Interestingly I have also managed to get:
[WARNING] ... Redundant null check: The variable xyz cannot be null at this location
where xyz can definitely be null:

final @Nullable Object xyz = map.get(key);
if (xyz != null) {
    // Do suff with xyz
}

So it doesn’t even always err on the side of caution.

You can use @SuppressWarnings("null") at the method level but then you lose all checking in that method.

To get the Unsafe interpretation... warning to go away you can just assign the result of that method to a @Nullable annotated variable. Weirdly this also seems to break the null checker for that variable as it lets me immediately dereference the variable without even an assert x != null.

For the The import xyz is never used. is it an import that is only used because of JavaDoc?
If so try making all the references in JavaDoc comments fully qualified and then delete the import.

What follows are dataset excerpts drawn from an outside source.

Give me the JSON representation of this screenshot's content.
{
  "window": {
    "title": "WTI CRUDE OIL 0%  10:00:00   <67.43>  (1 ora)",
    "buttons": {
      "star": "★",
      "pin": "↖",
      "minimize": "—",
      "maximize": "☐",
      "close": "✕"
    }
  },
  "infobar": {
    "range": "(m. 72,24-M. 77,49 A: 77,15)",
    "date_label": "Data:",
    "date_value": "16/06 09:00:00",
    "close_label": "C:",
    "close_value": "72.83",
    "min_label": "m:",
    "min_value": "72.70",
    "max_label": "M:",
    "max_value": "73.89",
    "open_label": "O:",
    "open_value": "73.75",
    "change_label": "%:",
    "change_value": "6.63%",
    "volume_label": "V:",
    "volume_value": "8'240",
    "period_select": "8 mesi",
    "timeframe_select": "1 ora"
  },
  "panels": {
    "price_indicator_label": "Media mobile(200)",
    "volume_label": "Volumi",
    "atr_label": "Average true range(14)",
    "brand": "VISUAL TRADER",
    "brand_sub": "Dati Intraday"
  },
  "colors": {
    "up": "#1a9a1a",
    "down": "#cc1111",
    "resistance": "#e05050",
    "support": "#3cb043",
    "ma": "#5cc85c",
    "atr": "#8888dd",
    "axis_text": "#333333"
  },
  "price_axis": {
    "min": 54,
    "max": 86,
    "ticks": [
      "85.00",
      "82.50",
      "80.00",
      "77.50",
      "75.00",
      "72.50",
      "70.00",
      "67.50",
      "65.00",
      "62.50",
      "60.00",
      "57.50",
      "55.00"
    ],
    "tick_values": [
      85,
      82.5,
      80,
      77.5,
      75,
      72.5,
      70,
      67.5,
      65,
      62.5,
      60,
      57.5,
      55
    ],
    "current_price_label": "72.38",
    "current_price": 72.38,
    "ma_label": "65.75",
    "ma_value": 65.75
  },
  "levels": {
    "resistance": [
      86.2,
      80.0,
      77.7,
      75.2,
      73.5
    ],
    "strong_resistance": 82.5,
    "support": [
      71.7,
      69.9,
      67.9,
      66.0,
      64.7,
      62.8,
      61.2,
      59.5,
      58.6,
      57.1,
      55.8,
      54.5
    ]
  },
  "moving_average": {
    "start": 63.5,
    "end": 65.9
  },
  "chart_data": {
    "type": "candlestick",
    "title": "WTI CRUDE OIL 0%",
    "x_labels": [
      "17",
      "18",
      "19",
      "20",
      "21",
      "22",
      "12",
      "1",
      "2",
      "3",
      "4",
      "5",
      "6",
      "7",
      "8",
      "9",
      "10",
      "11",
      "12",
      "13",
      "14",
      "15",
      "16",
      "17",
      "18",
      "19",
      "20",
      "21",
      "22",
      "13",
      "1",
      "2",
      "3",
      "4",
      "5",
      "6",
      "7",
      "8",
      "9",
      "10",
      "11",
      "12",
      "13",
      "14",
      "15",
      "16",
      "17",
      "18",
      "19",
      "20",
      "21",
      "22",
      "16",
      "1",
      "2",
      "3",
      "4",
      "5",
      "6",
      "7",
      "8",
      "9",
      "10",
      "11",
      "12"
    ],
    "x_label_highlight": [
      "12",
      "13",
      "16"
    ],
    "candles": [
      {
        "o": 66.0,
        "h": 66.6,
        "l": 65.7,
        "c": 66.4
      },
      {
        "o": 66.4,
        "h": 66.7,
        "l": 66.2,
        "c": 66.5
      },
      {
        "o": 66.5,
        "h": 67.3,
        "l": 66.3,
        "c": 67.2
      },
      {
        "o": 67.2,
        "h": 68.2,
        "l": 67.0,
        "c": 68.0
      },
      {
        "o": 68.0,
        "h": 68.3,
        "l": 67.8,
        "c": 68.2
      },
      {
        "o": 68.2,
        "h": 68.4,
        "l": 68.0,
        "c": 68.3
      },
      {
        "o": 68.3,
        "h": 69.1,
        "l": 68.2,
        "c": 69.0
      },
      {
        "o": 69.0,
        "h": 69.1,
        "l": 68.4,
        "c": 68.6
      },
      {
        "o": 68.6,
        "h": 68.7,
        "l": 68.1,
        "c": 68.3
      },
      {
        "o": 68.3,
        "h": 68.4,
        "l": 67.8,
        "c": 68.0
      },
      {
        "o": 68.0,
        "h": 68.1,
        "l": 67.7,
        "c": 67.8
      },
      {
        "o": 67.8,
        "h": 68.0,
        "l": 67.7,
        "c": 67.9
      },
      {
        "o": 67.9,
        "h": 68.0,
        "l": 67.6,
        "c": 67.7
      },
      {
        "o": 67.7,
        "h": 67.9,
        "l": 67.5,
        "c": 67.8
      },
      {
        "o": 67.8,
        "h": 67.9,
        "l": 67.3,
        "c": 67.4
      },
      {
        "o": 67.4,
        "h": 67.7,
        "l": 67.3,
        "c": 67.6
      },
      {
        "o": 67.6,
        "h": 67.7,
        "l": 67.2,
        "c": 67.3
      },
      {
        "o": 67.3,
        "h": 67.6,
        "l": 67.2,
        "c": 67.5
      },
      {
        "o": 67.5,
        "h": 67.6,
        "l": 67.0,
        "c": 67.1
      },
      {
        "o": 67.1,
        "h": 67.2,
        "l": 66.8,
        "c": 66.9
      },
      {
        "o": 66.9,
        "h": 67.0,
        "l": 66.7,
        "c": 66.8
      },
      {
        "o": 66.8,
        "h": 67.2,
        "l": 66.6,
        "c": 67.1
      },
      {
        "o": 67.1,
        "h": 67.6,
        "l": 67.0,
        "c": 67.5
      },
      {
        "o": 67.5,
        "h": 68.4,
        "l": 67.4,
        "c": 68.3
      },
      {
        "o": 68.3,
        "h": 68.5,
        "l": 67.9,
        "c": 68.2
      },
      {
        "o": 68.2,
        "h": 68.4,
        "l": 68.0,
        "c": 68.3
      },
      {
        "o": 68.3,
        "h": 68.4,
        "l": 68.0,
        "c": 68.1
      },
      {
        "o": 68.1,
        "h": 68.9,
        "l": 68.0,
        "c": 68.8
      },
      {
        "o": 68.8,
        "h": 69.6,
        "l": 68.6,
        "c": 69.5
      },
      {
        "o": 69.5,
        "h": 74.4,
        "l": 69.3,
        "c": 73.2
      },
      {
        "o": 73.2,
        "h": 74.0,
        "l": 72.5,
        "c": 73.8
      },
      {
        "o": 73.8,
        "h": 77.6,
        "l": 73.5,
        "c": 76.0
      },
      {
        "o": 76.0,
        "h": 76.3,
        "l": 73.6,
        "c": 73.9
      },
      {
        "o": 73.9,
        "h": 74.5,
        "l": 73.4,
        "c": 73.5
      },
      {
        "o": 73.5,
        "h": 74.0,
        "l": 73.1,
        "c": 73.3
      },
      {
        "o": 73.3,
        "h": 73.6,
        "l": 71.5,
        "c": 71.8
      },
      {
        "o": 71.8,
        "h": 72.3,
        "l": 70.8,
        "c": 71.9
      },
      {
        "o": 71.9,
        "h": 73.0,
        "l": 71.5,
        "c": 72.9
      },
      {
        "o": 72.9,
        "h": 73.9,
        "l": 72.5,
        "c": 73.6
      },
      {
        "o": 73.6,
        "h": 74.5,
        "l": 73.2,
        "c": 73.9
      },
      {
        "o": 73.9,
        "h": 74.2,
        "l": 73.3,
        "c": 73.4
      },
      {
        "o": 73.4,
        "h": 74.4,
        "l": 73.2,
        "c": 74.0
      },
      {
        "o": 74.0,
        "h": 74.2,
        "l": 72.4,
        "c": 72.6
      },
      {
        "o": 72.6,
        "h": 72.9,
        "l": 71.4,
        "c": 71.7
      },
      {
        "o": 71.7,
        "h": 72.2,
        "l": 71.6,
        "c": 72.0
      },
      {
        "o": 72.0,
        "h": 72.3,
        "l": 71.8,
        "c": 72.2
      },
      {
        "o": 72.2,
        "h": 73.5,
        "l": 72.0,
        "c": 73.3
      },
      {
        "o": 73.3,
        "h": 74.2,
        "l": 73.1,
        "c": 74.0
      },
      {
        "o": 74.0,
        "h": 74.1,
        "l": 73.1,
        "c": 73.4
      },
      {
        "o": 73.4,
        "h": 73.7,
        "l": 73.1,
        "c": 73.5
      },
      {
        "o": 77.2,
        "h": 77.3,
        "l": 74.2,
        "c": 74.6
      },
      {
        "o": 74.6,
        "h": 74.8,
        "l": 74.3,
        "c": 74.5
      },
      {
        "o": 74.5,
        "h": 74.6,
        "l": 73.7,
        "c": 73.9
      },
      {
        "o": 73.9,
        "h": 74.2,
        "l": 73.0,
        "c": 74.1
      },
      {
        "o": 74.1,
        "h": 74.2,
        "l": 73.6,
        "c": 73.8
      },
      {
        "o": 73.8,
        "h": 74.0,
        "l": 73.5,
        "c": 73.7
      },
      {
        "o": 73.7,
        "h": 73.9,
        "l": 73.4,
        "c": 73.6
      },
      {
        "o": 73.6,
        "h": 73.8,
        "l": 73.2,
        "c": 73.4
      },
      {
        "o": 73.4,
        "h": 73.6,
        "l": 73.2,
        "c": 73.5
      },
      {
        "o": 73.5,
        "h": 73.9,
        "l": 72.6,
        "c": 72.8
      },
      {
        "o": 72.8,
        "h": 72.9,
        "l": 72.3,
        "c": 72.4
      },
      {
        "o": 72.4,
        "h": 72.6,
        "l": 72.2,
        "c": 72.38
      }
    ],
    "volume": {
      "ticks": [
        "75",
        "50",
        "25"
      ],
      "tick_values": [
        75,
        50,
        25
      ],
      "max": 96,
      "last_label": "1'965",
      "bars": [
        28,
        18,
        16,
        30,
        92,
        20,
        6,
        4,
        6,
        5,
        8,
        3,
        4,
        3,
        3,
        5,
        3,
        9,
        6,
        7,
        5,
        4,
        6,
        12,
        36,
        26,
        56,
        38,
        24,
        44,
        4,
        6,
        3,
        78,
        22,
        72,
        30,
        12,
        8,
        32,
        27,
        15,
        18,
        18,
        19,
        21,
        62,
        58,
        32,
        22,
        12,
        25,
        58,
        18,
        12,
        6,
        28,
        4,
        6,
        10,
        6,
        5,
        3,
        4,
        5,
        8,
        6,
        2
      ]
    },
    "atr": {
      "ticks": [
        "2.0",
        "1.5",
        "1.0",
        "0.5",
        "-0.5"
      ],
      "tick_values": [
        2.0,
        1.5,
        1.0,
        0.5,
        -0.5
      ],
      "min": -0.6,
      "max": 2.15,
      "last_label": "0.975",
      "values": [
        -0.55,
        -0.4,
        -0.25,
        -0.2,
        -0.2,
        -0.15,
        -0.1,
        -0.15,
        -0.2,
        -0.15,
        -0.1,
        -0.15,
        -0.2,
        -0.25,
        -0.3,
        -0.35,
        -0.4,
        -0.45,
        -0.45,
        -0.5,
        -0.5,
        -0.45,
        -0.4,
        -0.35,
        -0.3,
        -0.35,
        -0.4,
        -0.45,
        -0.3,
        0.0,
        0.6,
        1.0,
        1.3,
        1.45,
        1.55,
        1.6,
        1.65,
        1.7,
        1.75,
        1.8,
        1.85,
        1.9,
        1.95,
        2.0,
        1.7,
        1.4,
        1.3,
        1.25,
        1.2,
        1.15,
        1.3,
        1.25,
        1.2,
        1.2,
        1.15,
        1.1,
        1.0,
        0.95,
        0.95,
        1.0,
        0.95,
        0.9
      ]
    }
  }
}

I’ve just resigned myself to living with some of the weird warnings and only giving warnings a skim occasionally to see if there is something new.

2 Likes

I’ve got these where indeed the Object class is marked as NotNullByDefault, it seems the compiler does not understand / ignore that at the given location (map) we can’t be sure that the object is not null even though you explicitly tell the compiler so.

Isn’t it time to get Java 8 Optional in place so we’re free of this madness? :wink:

Cool, thanks that did the trick!

Hi @marcel_verpaalen, hitting the same issue when back porting changes here. No idea like your comment about the map that it creates the invalid null error (I really don’t want to wrap everything and make the code inefficient to remove the errors - what did you end up doing?).

Ignoring them… Never found a good resolution for the matter

Okay thank you @marcel_verpaalen for getting back,I’ll do the same here then as not seeing against OpenJDK on v4.